3.3.3. Menü: Settings

(warning) Achtung
Startparameter übersteuern immer die Werte aus den Settings.


  • Standard

    - Scaling factor:
      Beim Programmstart wird einmalig der optimale Skalierungsfaktor für den Primärbildschirm
      ermittelt. Der ermittelte Wert kann hier verändert werden. Werte unter dem optimalen
      Skalierungsfaktor werden automatisch auf den optimalen Wert gesetzt.
      Ein zu großer Prozentwert wird automatisch durch den maximal möglichen Wert ersetzt.
    - Windows font folder:
      Verzeichnis mit den TrueType Schriftarten (.ttf-Dateien).
      TrueType Schriftarten werden in eine PDF-Datei eingebettet, falls die PDF-Standardschriftart
      benötigte Zeichen nicht darstellen kann.
      Im Customizing (Datei  R2EdiViewerSH.css) wird festgelegt, welche TrueType Schriftart für
      welches Zeichen(Unicodeblock) zu verwenden ist.
    - Additional command line parameters:
      Es können optional die Variablen %1 und %2 angeben werden, die später durch die
      aktuelle (%1) und vorherige (%2) Compare-Datei ersetzt werden.

     

  • Encoding


  • Proxy Server
    Falls Sie einen Proxyserver für die Kommunikation mit dem Internet verwenden müssen,
    können sie hier die nötigen Einstellungen vornehmen für:
    - HTTP-Verbindungen:
      Damit R2EdiViewer nach neuen Programmversionen suchen kann.
    - SOCKS5-Verbindungen:
      Damit der externe SMTP-Mailserver aus dem internen Netz erreicht werden kann.

     

  • Mail Server SMTP
    Damit an die, durch den -MR-Parameter angegebene Mailempfänger, eine Mail
    gesendet werden kann, müssen hier die Mail-Verbindungsangaben
    eingetragen werden. Dies sind mindestens:
    - Mail host: IP-Adresse oder DSN-Name des SMTP-Mailservers
    - Mail port: Port-Adresse des SMTP-Mailservers
    - Mail sender account: gültige Mailabsender-Adresse auf dem Mailserver

    - Ist eine Identifikation beim Mailprovider nötig, so muss "Server requires authentification"
      aktiviert werden, und ein Username mit Passwort muss eingetragen werden.
    - Zum Verbindungsaufbau werden eingepflegte SOCKS5-Proxy-Einstellungen verwendet.

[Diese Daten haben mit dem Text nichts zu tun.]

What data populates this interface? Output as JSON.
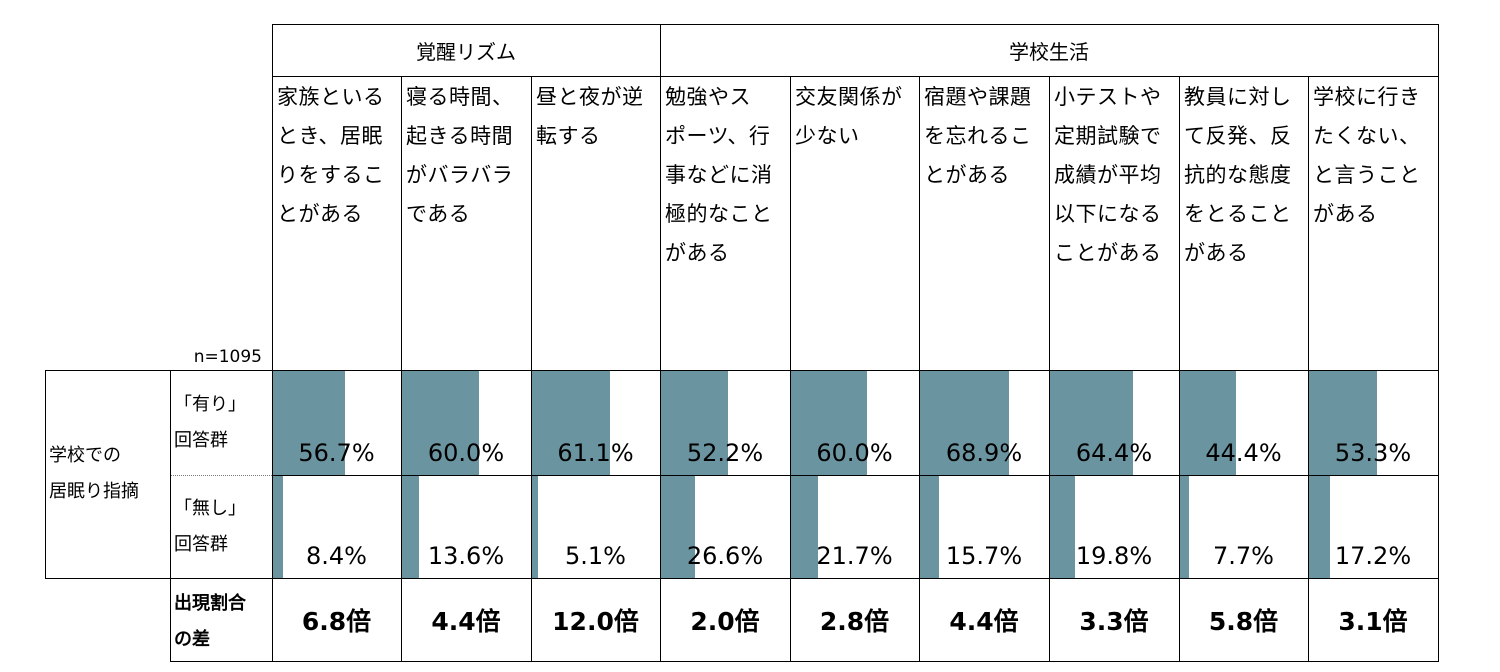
{
  "chart_data": {
    "type": "table",
    "sample_size_label": "n=1095",
    "groups": [
      {
        "label": "覚醒リズム",
        "span": 3
      },
      {
        "label": "学校生活",
        "span": 6
      }
    ],
    "categories": [
      "家族といるとき、居眠りをすることがある",
      "寝る時間、起きる時間がバラバラである",
      "昼と夜が逆転する",
      "勉強やスポーツ、行事などに消極的なことがある",
      "交友関係が少ない",
      "宿題や課題を忘れることがある",
      "小テストや定期試験で成績が平均以下になることがある",
      "教員に対して反発、反抗的な態度をとることがある",
      "学校に行きたくない、と言うことがある"
    ],
    "category_lines": [
      "家族といる\nとき、居眠\nりをするこ\nとがある",
      "寝る時間、\n起きる時間\nがバラバラ\nである",
      "昼と夜が逆\n転する",
      "勉強やス\nポーツ、行\n事などに消\n極的なこと\nがある",
      "交友関係が\n少ない",
      "宿題や課題\nを忘れるこ\nとがある",
      "小テストや\n定期試験で\n成績が平均\n以下になる\nことがある",
      "教員に対し\nて反発、反\n抗的な態度\nをとること\nがある",
      "学校に行き\nたくない、\nと言うこと\nがある"
    ],
    "row_group_label": "学校での\n居眠り指摘",
    "series": [
      {
        "name": "「有り」\n回答群",
        "values": [
          56.7,
          60.0,
          61.1,
          52.2,
          60.0,
          68.9,
          64.4,
          44.4,
          53.3
        ],
        "labels": [
          "56.7%",
          "60.0%",
          "61.1%",
          "52.2%",
          "60.0%",
          "68.9%",
          "64.4%",
          "44.4%",
          "53.3%"
        ]
      },
      {
        "name": "「無し」\n回答群",
        "values": [
          8.4,
          13.6,
          5.1,
          26.6,
          21.7,
          15.7,
          19.8,
          7.7,
          17.2
        ],
        "labels": [
          "8.4%",
          "13.6%",
          "5.1%",
          "26.6%",
          "21.7%",
          "15.7%",
          "19.8%",
          "7.7%",
          "17.2%"
        ]
      }
    ],
    "ratio_row": {
      "label": "出現割合\nの差",
      "values": [
        "6.8倍",
        "4.4倍",
        "12.0倍",
        "2.0倍",
        "2.8倍",
        "4.4倍",
        "3.3倍",
        "5.8倍",
        "3.1倍"
      ]
    },
    "ylim": [
      0,
      100
    ],
    "colors": {
      "bar": "#6b94a1"
    }
  }
}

    (tick) Test-E-Mail senden
    Zur Überprüfung der Mail-Server SMTP settings kann im Feld "Send a test e-mail To:"
    eine E-Mail-Adresse eingetragen werden.
    Nach dem OK-Button versucht R2EdiViewer eine Test-E-Mail zu versenden.

     

3.3.4. Menü: Help

  • Startup parameters
    Zeigt eine Kurzübersicht aller Startparameter an.

  • Info
    Zeigt Systeminformationen an, u.a. die Programmversion, die aktuelle Java-Version
    die Java-Hauptspeichersituation, die aktive Lizenz.

  • Show End User Licence Agreement
    Zeigt die R2EdiViewerLicence.pdf-Datei an.

  • Check for new version
    Prüft ob eine neue Version von R2EdiViewer zum Download bereitsteht.
    Falls sie einen Proxyserver verwenden müssen, können sie die entsprechenden
    Einstellungen unter "SettingsProxy Server" vornehmen.

  • Visit Homepage
    Startet den Default-Internetbrowser und zeigt dann die R2EdiViewer-Homepage an.